Ночные кошмары и фантастические видения (сборник) - стр. 50
– Насколько помню, я впервые произнес вслух это слово.
– Все-е-е-е бу-у-у-у-дет хорошо-о-о-о-о! – Он кричал во всю мощь легких, и я ужаснулся тому, что едва слышал его. Я бежал вниз по склону холма Кэрригэна, продолжая орать, но у меня не осталось ни малейших воспоминаний о том, какие слова срывались с моих губ. Зато на следующий день я мог говорить только шепотом. Помню, как пробегал мимо молодого человека в аккуратном костюме-тройке, стоявшего рядом со статуей Элеоноры Рузвельт у подножия холма. Он посмотрел на меня и непринужденно заметил: «Вот что я скажу вам, друг мой: от этой кислоты жуткие флэшбэки».
Я помню, как странная, бесформенная тень скользила по зеленым лужайкам парка, кренилась и ломалась, падая на скамьи, урны, вскинутые лица зевак. Помню, как преследовал ее. Помню исказившееся лицо нашей матери и покатившиеся по ее щекам слезы, когда я рассказывал ей, как самолет Бобби, который и взлететь-то не должен был, перевернулся высоко в небе от внезапного порыва ветра и Бобби завершил свою короткую, но яркую жизнь размазанным по асфальту Ди-стрит.
Возможно, человечеству бы повезло, если бы все так и произошло, однако получилось иначе.

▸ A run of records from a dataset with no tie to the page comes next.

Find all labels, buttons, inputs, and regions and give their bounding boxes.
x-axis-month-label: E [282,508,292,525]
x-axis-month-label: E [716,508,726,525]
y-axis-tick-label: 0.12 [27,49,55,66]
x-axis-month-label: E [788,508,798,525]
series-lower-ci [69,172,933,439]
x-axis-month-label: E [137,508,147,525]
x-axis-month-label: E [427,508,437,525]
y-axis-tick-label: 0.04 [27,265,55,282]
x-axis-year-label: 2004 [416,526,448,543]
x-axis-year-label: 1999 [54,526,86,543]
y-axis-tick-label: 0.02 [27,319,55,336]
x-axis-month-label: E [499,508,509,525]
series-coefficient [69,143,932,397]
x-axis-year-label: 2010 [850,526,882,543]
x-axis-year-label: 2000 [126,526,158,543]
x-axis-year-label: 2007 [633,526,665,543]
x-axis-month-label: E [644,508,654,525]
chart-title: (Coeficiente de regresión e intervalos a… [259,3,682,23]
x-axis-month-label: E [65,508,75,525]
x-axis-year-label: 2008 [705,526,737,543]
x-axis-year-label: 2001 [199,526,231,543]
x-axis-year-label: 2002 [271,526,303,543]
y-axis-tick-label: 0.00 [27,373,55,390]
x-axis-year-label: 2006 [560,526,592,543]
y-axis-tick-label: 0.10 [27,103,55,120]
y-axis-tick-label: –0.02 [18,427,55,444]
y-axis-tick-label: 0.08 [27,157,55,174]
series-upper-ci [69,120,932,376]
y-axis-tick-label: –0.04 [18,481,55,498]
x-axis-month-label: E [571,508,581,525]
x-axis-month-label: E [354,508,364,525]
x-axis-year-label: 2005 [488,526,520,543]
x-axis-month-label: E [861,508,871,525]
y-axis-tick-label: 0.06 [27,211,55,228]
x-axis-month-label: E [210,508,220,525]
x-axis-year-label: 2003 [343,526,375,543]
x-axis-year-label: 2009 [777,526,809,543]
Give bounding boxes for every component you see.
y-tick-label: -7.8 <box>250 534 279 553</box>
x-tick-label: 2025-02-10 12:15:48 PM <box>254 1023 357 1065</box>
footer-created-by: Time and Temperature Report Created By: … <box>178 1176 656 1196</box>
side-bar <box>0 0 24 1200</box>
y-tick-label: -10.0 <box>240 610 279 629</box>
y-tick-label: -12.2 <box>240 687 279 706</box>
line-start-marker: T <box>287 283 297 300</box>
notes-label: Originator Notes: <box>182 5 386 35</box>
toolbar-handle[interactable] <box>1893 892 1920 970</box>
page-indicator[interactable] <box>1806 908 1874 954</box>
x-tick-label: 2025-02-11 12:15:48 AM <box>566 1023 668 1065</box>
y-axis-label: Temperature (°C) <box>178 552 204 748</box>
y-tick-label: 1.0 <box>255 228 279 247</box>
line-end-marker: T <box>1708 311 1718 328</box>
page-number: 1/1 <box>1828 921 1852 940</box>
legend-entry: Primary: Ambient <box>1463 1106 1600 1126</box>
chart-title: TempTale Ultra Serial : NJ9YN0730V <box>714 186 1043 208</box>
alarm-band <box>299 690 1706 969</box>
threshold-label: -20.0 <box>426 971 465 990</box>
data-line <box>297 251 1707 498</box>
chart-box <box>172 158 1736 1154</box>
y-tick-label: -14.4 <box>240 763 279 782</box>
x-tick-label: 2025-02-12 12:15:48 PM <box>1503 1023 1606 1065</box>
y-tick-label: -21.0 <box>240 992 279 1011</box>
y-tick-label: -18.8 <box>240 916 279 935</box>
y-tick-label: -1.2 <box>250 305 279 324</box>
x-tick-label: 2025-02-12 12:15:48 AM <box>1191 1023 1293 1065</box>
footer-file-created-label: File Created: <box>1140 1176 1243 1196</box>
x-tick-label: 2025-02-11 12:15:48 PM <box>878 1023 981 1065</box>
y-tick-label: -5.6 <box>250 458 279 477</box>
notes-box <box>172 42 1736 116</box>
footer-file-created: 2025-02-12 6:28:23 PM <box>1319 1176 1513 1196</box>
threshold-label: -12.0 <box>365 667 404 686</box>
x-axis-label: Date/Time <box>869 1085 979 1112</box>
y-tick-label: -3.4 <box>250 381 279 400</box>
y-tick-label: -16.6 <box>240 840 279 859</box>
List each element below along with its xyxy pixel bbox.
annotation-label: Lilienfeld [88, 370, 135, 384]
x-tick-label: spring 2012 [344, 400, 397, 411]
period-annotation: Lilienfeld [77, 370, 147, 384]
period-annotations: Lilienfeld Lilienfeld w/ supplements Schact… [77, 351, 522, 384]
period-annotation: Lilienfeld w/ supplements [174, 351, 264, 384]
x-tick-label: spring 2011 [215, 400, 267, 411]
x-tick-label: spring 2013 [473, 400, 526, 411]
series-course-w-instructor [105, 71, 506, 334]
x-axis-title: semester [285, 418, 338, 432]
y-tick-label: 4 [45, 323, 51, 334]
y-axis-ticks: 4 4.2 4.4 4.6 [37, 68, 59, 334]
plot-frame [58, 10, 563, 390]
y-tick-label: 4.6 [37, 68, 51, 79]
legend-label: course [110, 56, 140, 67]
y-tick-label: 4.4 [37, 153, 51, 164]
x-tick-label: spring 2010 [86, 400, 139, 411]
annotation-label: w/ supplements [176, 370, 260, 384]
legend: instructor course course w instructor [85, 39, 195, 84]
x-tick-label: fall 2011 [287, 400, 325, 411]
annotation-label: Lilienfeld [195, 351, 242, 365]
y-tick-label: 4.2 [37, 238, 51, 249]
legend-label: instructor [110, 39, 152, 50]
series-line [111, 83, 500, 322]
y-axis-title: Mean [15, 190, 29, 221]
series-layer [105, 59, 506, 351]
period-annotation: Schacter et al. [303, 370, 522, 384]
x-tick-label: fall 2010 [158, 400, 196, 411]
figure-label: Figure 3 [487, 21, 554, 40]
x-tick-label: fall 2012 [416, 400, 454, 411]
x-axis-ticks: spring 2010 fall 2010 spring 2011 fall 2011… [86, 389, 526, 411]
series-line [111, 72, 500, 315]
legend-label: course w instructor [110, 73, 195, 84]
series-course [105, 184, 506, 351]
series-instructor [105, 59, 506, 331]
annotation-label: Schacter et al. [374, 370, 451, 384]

Вместо этого Бобби повернул назад, к холму Кэрригэна, одной рукой держась за хвост своего самолета, чтобы не свалиться с этого чертова седла, и начал снижаться, взяв курс на пруд в центре парка Гранта. Заскользил в пяти футах над ним, потом в четырех… а потом его кроссовки уже рассекали воду, поднимая двойные буруны, пугая самодовольных (и перекормленных) уток. Они торопливо, с негодующим кряканьем освобождали дорогу Бобби, а тот заливисто смеялся. Он приземлился на берегу, меж двух скамей, от удара о которые у его планера отвалились крылья. Бобби вылетел из седла, ударился головой и разревелся.
Такой вот была жизнь с Бобби.
Но не все было столь зрелищным… по крайней мере, до появления «Успокоителя». И я рассказал вам эту историю, потому что она наиболее наглядно иллюстрирует сложившуюся ситуацию: жизнь рядом с Бобби сводила с ума. К девяти годам он ходил на лекции по квантовой физике и высшей математике в Джорджтаунском университете. В один из дней заглушил радиоприемники и телевизоры на нашей улице – и в четырех соседних кварталах – своим голосом. Нашел на чердаке старый переносной телевизор и превратил его в радиостанцию, вещающую в широком диапазоне. Один старенький черно-белый «Зенит», двенадцать футов проволоки, вешалка на коньке дома – и вуаля! Порядка двух часов жители четырех кварталов Джорджтауна по всем частотам ловили только радиостанцию «БОБ» и слушали голос моего брата, зачитывающего некоторые из моих рассказов, рассказывающего тупые анекдоты, объясняющего, что именно высокое содержание серы в бобах приводит к тому, что мой отец так много пердит на утренних воскресных службах. «Но большинство «голубков» он выпускает очень тихо, – сообщил Бобби своей более чем трехтысячной аудитории, – а самых шумных обычно придерживает до исполнения псалмов».